If you are going to do it, and I prefer that you don’t, do it right. Diabetes is too easy an example.

118 Byomtov May 14, 2017 at 11:54 am

All surgical providers of any sort must publish de-identified procedure counts and account for all complications and outcomes, updated no less often than monthly. Consumers must be able to shop not only on price, but also on outcomes.

More silliness. Cases vary. Do we want surgeons avoiding difficult ones to keep their batting averages up? Are consumers going to be able to make meaningful quality-based decisions?

And are “outcomes” and “complications” well-defined terms?

Oh, and in case anyone doesn’t know it, consumers don’t “shop on price,” as a rule, on serious medical treatment, even if it made sense to quote prices.

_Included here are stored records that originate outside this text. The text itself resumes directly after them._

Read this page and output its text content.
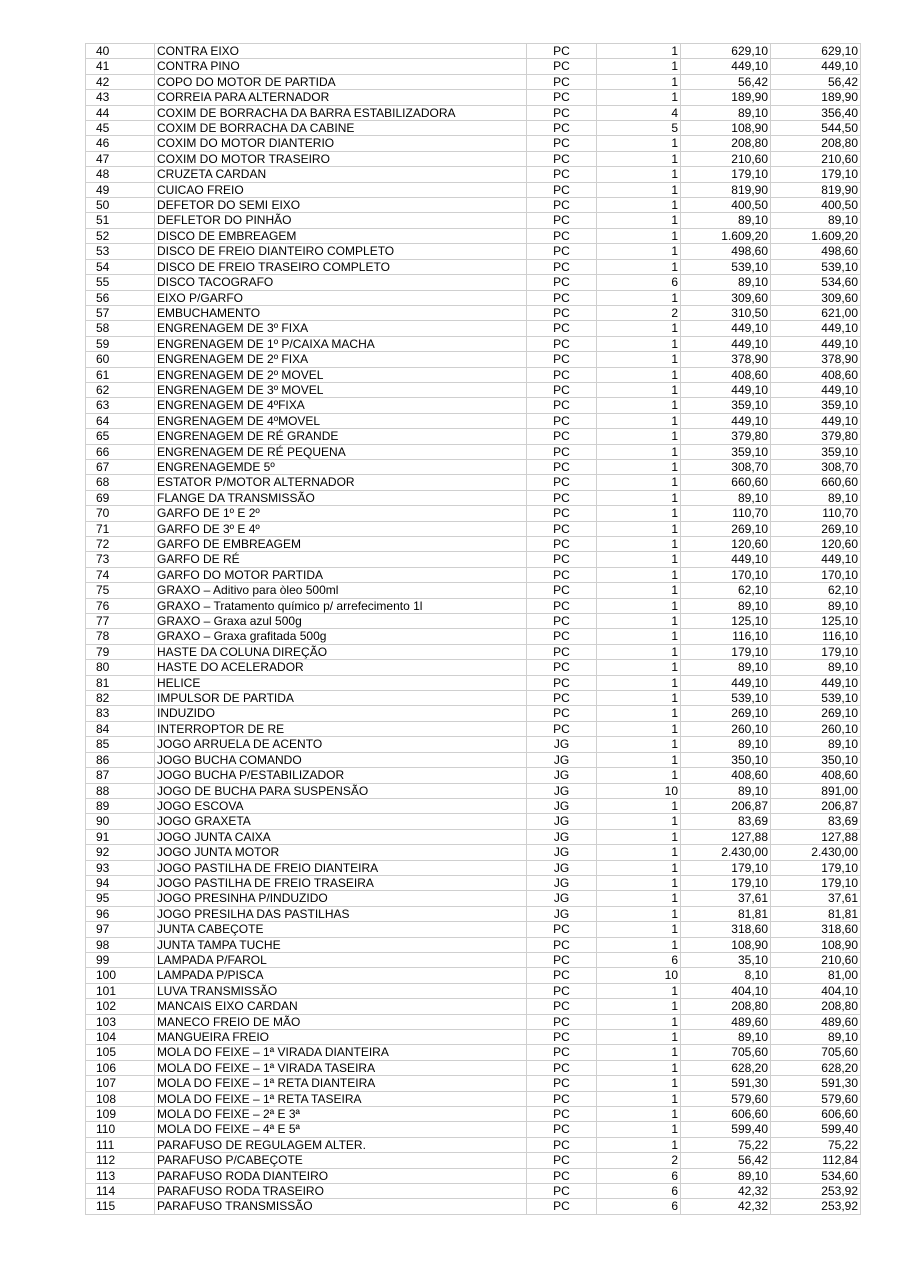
40	CONTRA EIXO	PC	1	629,10	629,10
41	CONTRA PINO	PC	1	449,10	449,10
42	COPO DO MOTOR DE PARTIDA	PC	1	56,42	56,42
43	CORREIA PARA ALTERNADOR	PC	1	189,90	189,90
44	COXIM DE BORRACHA DA BARRA ESTABILIZADORA	PC	4	89,10	356,40
45	COXIM DE BORRACHA DA CABINE	PC	5	108,90	544,50
46	COXIM DO MOTOR DIANTERIO	PC	1	208,80	208,80
47	COXIM DO MOTOR TRASEIRO	PC	1	210,60	210,60
48	CRUZETA CARDAN	PC	1	179,10	179,10
49	CUICAO FREIO	PC	1	819,90	819,90
50	DEFETOR DO SEMI EIXO	PC	1	400,50	400,50
51	DEFLETOR DO PINHÃO	PC	1	89,10	89,10
52	DISCO DE EMBREAGEM	PC	1	1.609,20	1.609,20
53	DISCO DE FREIO DIANTEIRO COMPLETO	PC	1	498,60	498,60
54	DISCO DE FREIO TRASEIRO COMPLETO	PC	1	539,10	539,10
55	DISCO TACOGRAFO	PC	6	89,10	534,60
56	EIXO P/GARFO	PC	1	309,60	309,60
57	EMBUCHAMENTO	PC	2	310,50	621,00
58	ENGRENAGEM DE 3º FIXA	PC	1	449,10	449,10
59	ENGRENAGEM DE 1º P/CAIXA MACHA	PC	1	449,10	449,10
60	ENGRENAGEM DE 2º FIXA	PC	1	378,90	378,90
61	ENGRENAGEM DE 2º MOVEL	PC	1	408,60	408,60
62	ENGRENAGEM DE 3º MOVEL	PC	1	449,10	449,10
63	ENGRENAGEM DE 4ºFIXA	PC	1	359,10	359,10
64	ENGRENAGEM DE 4ºMOVEL	PC	1	449,10	449,10
65	ENGRENAGEM DE RÉ GRANDE	PC	1	379,80	379,80
66	ENGRENAGEM DE RÉ PEQUENA	PC	1	359,10	359,10
67	ENGRENAGEMDE 5º	PC	1	308,70	308,70
68	ESTATOR P/MOTOR ALTERNADOR	PC	1	660,60	660,60
69	FLANGE DA TRANSMISSÃO	PC	1	89,10	89,10
70	GARFO DE 1º E 2º	PC	1	110,70	110,70
71	GARFO DE 3º E 4º	PC	1	269,10	269,10
72	GARFO DE EMBREAGEM	PC	1	120,60	120,60
73	GARFO DE RÉ	PC	1	449,10	449,10
74	GARFO DO MOTOR PARTIDA	PC	1	170,10	170,10
75	GRAXO – Aditivo para òleo 500ml	PC	1	62,10	62,10
76	GRAXO – Tratamento químico p/ arrefecimento 1l	PC	1	89,10	89,10
77	GRAXO – Graxa azul 500g	PC	1	125,10	125,10
78	GRAXO – Graxa grafitada 500g	PC	1	116,10	116,10
79	HASTE DA COLUNA DIREÇÃO	PC	1	179,10	179,10
80	HASTE DO ACELERADOR	PC	1	89,10	89,10
81	HELICE	PC	1	449,10	449,10
82	IMPULSOR DE PARTIDA	PC	1	539,10	539,10
83	INDUZIDO	PC	1	269,10	269,10
84	INTERROPTOR DE RE	PC	1	260,10	260,10
85	JOGO ARRUELA DE ACENTO	JG	1	89,10	89,10
86	JOGO BUCHA COMANDO	JG	1	350,10	350,10
87	JOGO BUCHA P/ESTABILIZADOR	JG	1	408,60	408,60
88	JOGO DE BUCHA PARA SUSPENSÃO	JG	10	89,10	891,00
89	JOGO ESCOVA	JG	1	206,87	206,87
90	JOGO GRAXETA	JG	1	83,69	83,69
91	JOGO JUNTA CAIXA	JG	1	127,88	127,88
92	JOGO JUNTA MOTOR	JG	1	2.430,00	2.430,00
93	JOGO PASTILHA DE FREIO DIANTEIRA	JG	1	179,10	179,10
94	JOGO PASTILHA DE FREIO TRASEIRA	JG	1	179,10	179,10
95	JOGO PRESINHA P/INDUZIDO	JG	1	37,61	37,61
96	JOGO PRESILHA DAS PASTILHAS	JG	1	81,81	81,81
97	JUNTA CABEÇOTE	PC	1	318,60	318,60
98	JUNTA TAMPA TUCHE	PC	1	108,90	108,90
99	LAMPADA P/FAROL	PC	6	35,10	210,60
100	LAMPADA P/PISCA	PC	10	8,10	81,00
101	LUVA TRANSMISSÃO	PC	1	404,10	404,10
102	MANCAIS EIXO CARDAN	PC	1	208,80	208,80
103	MANECO FREIO DE MÃO	PC	1	489,60	489,60
104	MANGUEIRA FREIO	PC	1	89,10	89,10
105	MOLA DO FEIXE – 1ª VIRADA DIANTEIRA	PC	1	705,60	705,60
106	MOLA DO FEIXE – 1ª VIRADA TASEIRA	PC	1	628,20	628,20
107	MOLA DO FEIXE – 1ª RETA DIANTEIRA	PC	1	591,30	591,30
108	MOLA DO FEIXE – 1ª RETA TASEIRA	PC	1	579,60	579,60
109	MOLA DO FEIXE – 2ª E 3ª	PC	1	606,60	606,60
110	MOLA DO FEIXE – 4ª E 5ª	PC	1	599,40	599,40
111	PARAFUSO DE REGULAGEM ALTER.	PC	1	75,22	75,22
112	PARAFUSO P/CABEÇOTE	PC	2	56,42	112,84
113	PARAFUSO RODA DIANTEIRO	PC	6	89,10	534,60
114	PARAFUSO RODA TRASEIRO	PC	6	42,32	253,92
115	PARAFUSO TRANSMISSÃO	PC	6	42,32	253,92
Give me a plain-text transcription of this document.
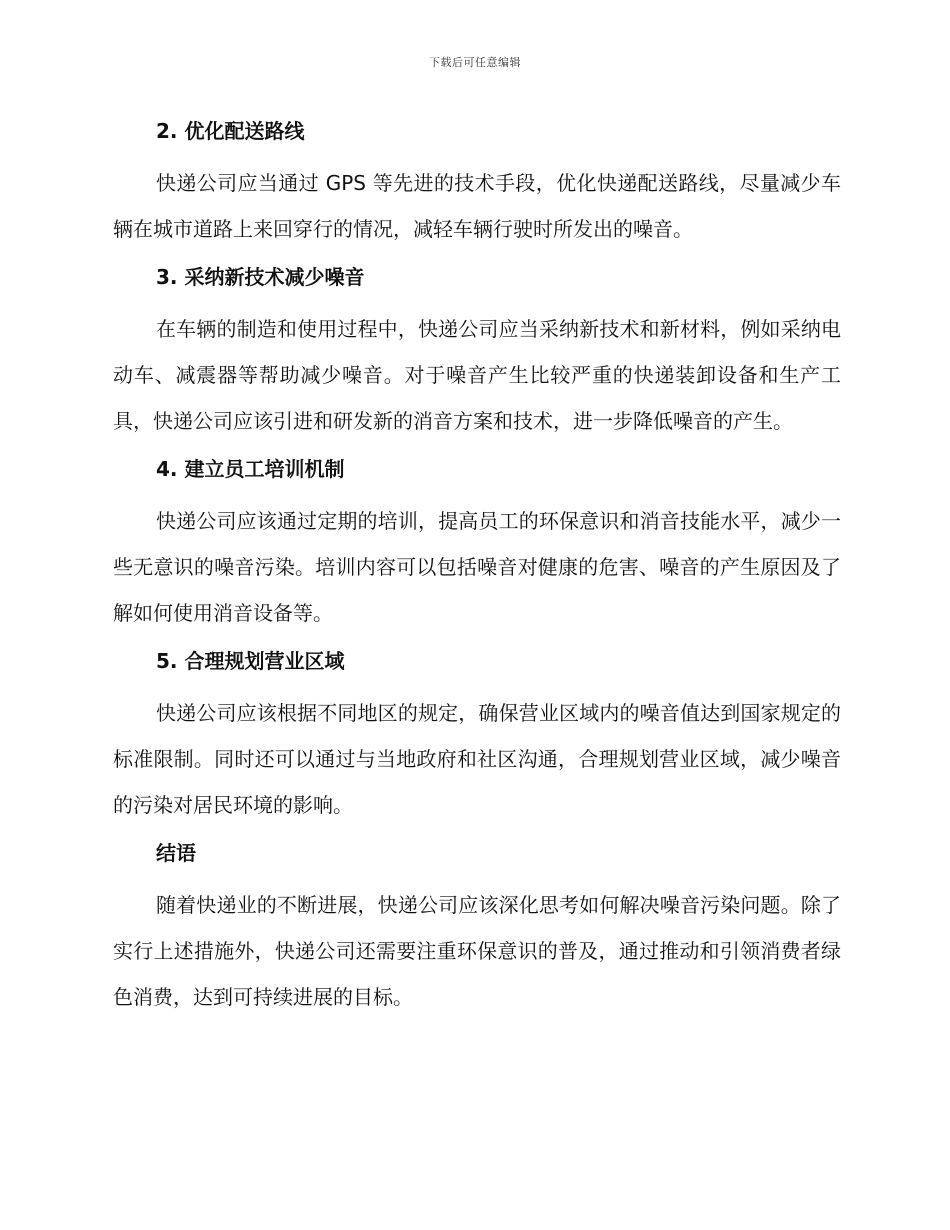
下载后可任意编辑
2. 优化配送路线

快递公司应当通过 GPS 等先进的技术手段，优化快递配送路线，尽量减少车辆在城市道路上来回穿行的情况，减轻车辆行驶时所发出的噪音。

3. 采纳新技术减少噪音

在车辆的制造和使用过程中，快递公司应当采纳新技术和新材料，例如采纳电动车、减震器等帮助减少噪音。对于噪音产生比较严重的快递装卸设备和生产工具，快递公司应该引进和研发新的消音方案和技术，进一步降低噪音的产生。

4. 建立员工培训机制

快递公司应该通过定期的培训，提高员工的环保意识和消音技能水平，减少一些无意识的噪音污染。培训内容可以包括噪音对健康的危害、噪音的产生原因及了解如何使用消音设备等。

5. 合理规划营业区域

快递公司应该根据不同地区的规定，确保营业区域内的噪音值达到国家规定的标准限制。同时还可以通过与当地政府和社区沟通，合理规划营业区域，减少噪音的污染对居民环境的影响。

结语

随着快递业的不断进展，快递公司应该深化思考如何解决噪音污染问题。除了实行上述措施外，快递公司还需要注重环保意识的普及，通过推动和引领消费者绿色消费，达到可持续进展的目标。
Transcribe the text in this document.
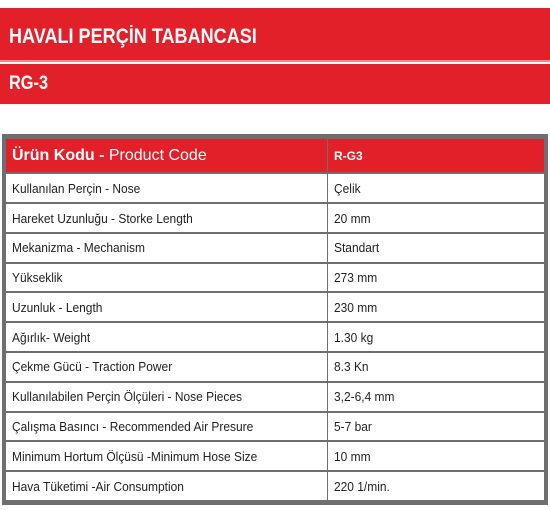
HAVALI PERÇİN TABANCASI
RG-3
Ürün Kodu - Product Code	R-G3
Kullanılan Perçin - Nose	Çelik
Hareket Uzunluğu - Storke Length	20 mm
Mekanizma - Mechanism	Standart
Yükseklik	273 mm
Uzunluk - Length	230 mm
Ağırlık- Weight	1.30 kg
Çekme Gücü - Traction Power	8.3 Kn
Kullanılabilen Perçin Ölçüleri - Nose Pieces	3,2-6,4 mm
Çalışma Basıncı - Recommended Air Presure	5-7 bar
Minimum Hortum Ölçüsü -Minimum Hose Size	10 mm
Hava Tüketimi -Air Consumption	220 1/min.
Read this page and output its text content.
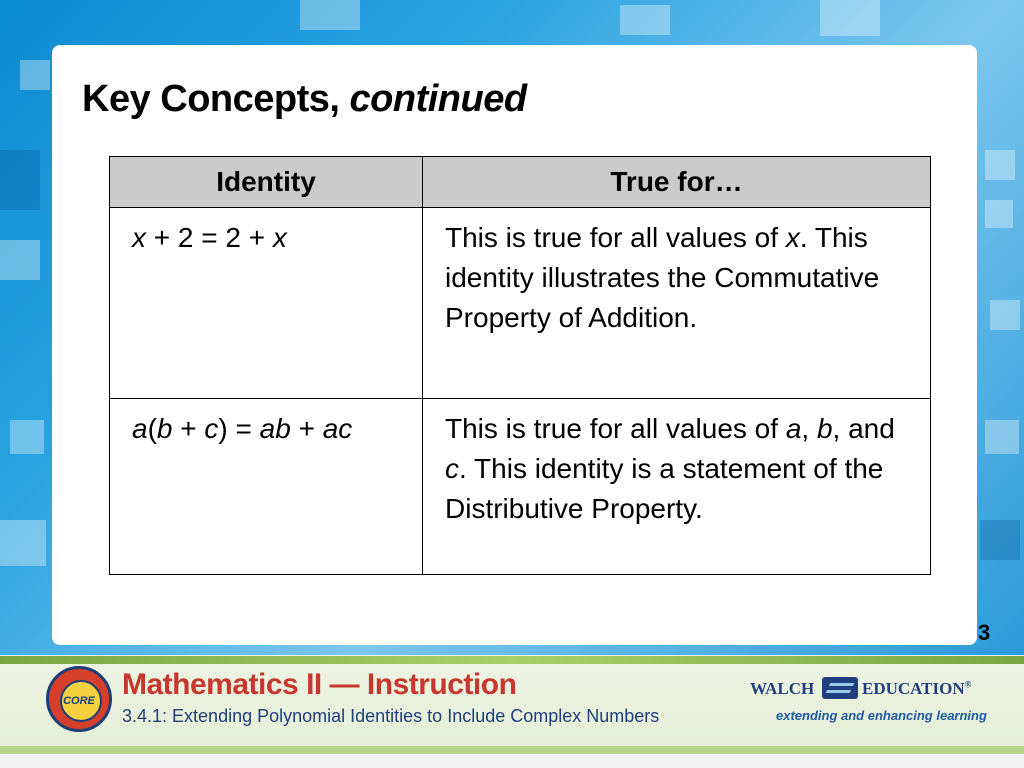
Key Concepts, continued
Identity	True for…
x + 2 = 2 + x	This is true for all values of x. This identity illustrates the Commutative Property of Addition.
a(b + c) = ab + ac	This is true for all values of a, b, and c. This identity is a statement of the Distributive Property.
3
CORE Mathematics II — Instruction
3.4.1: Extending Polynomial Identities to Include Complex Numbers
WALCH	EDUCATION®
extending and enhancing learning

119 Byomtov May 14, 2017 at 11:56 am

Americans, and especially health care providers, do not want to think of health care as a commodity. The providers want to be paid, but they do not want to think of themselves as selling their services, so the payment comes from third parties and the price is hidden to consumers.

How is this unique to Americans, as Kling seems to claim? If it’s not unique to Americans, and it isn’t, then it does nothing to explain uniquely American issues.